Harvard Extension School's controversial black mass was moved to an off campus location last night amid on-site protests by hundreds of Catholics.
The satanic ritual was supposed to occur at the Cambridge campus' Memorial Hall, but the Satanic Temple moved the event to a Chinese restaurant in Harvard Square.
A black mass is a satanic ceremony that mocks the traditional Catholic mass. The ritual often involves desecration of the Eucharist, and inviting the devil in instead of casting him out.
The University's Cultural Studies Club, who planned the black mass and invited the Satanic Temple to campus, stated that they did not intend to offend anyone, and that the satanic ritual would have been an educational event.
"Our purpose is not to denigrate any religion or faith, which would be repugnant to our educational purposes, but instead to learn and experience the history of different cultural practices," a statement read. "This performance is part of a larger effort to explore religious facets that continue to influence contemporary culture."
The club expressed regret when they were forced to abandon the black mass.
'We are disappointed by the self-righteousness of those who conspire to silence others simply because they claim offense," they said in a Monday statement.
Over 60,000 Harvard University students, faculty, and alumni signed a petition to protest the black mass, and the Catholic community was outraged by the planned on-campus activity.

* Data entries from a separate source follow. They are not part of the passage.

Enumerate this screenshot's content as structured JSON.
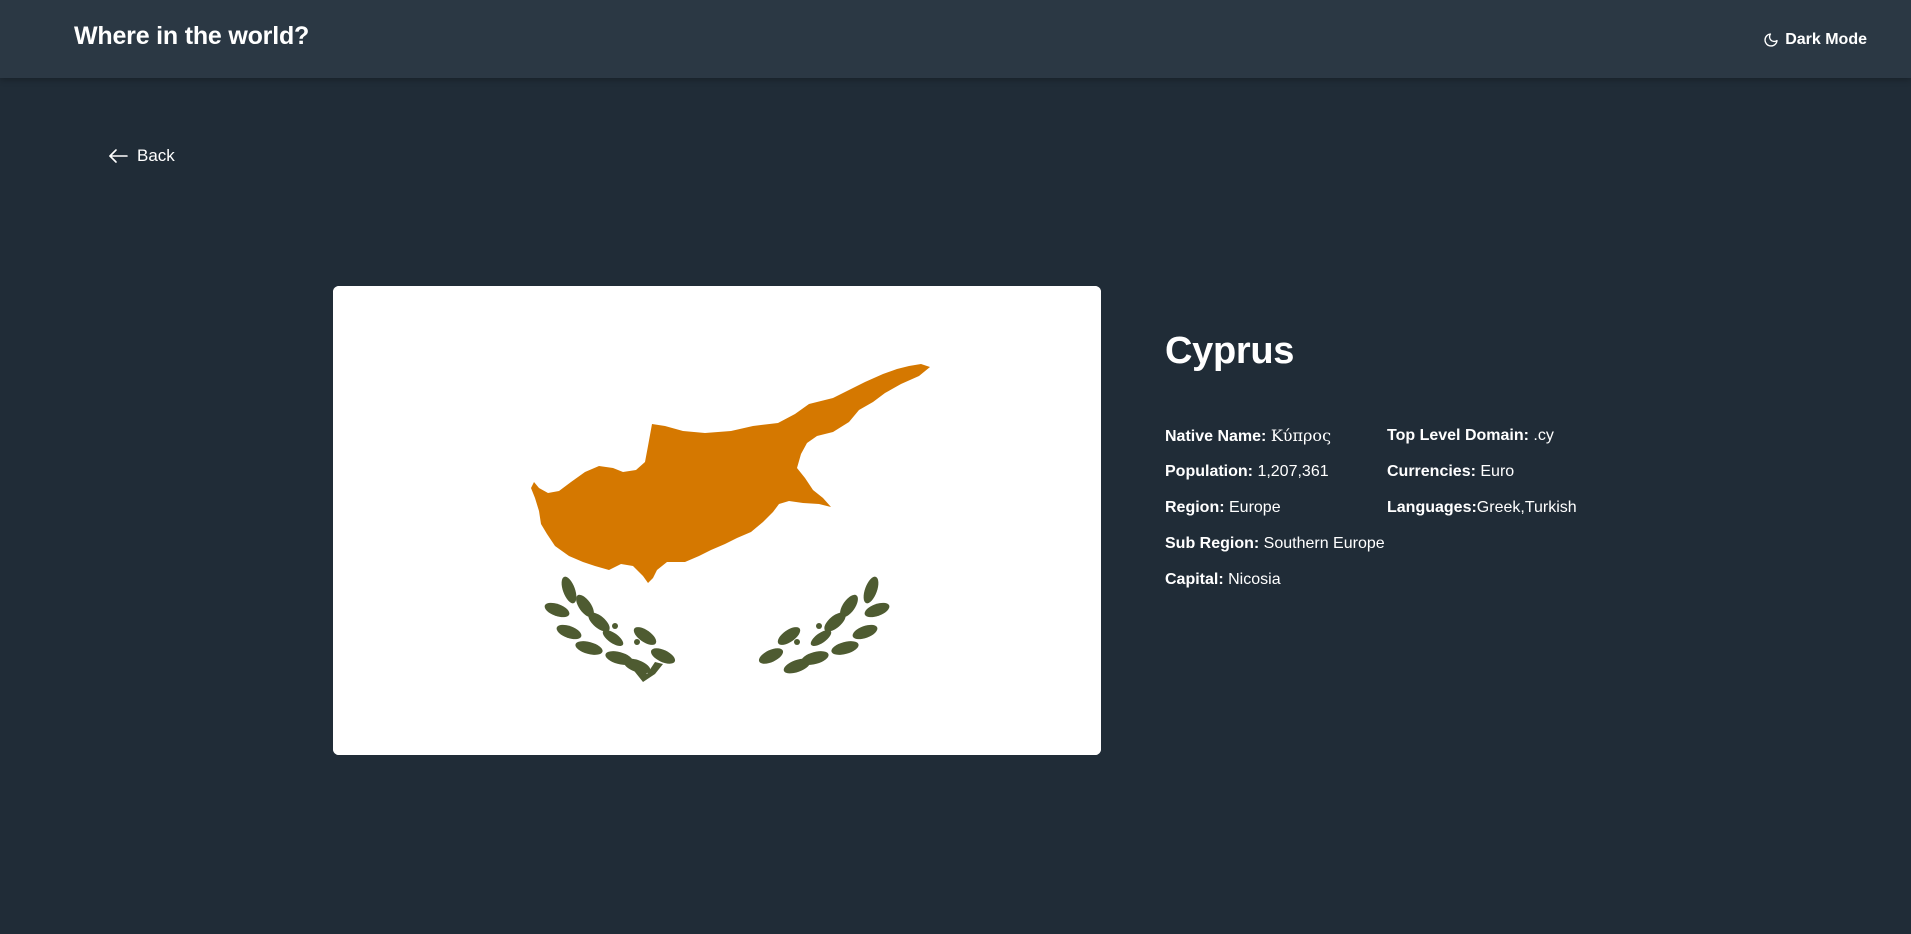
{
  "header": {
    "title": "Where in the world?",
    "theme_toggle_label": "Dark Mode",
    "theme_icon": "moon-icon"
  },
  "back": {
    "label": "Back",
    "icon": "arrow-left-icon"
  },
  "flag": {
    "country": "Cyprus",
    "colors": {
      "background": "#ffffff",
      "island": "#d57800",
      "olive_branches": "#4e5b31"
    }
  },
  "country": {
    "name": "Cyprus",
    "left_facts": [
      {
        "label": "Native Name:",
        "value": "Κύπρος"
      },
      {
        "label": "Population:",
        "value": "1,207,361"
      },
      {
        "label": "Region:",
        "value": "Europe"
      },
      {
        "label": "Sub Region:",
        "value": "Southern Europe"
      },
      {
        "label": "Capital:",
        "value": "Nicosia"
      }
    ],
    "right_facts": [
      {
        "label": "Top Level Domain:",
        "value": ".cy"
      },
      {
        "label": "Currencies:",
        "value": "Euro"
      },
      {
        "label": "Languages:",
        "value": "Greek,Turkish"
      }
    ]
  },
  "colors": {
    "page_background": "#202c37",
    "header_background": "#2b3844",
    "text": "#ffffff"
  }
}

The Catholic Action League of Massachusetts held a "Rosary of Reparation" event—a Catholic tradition where prayers and devotions are offered to forgive blasphemies.
The Archdiocese of Boston also expressed strong opposition to the satanic ritual.
"In a recent statement, Pope Francis warned of the danger of being naïve about or underestimating the power of Satan, whose evil is too often tragically present in our midst," a statement from the Archdiocese read.
The Archdiocese held a Eucharist procession last night that culminated in a holy hour at St. Paul's Church.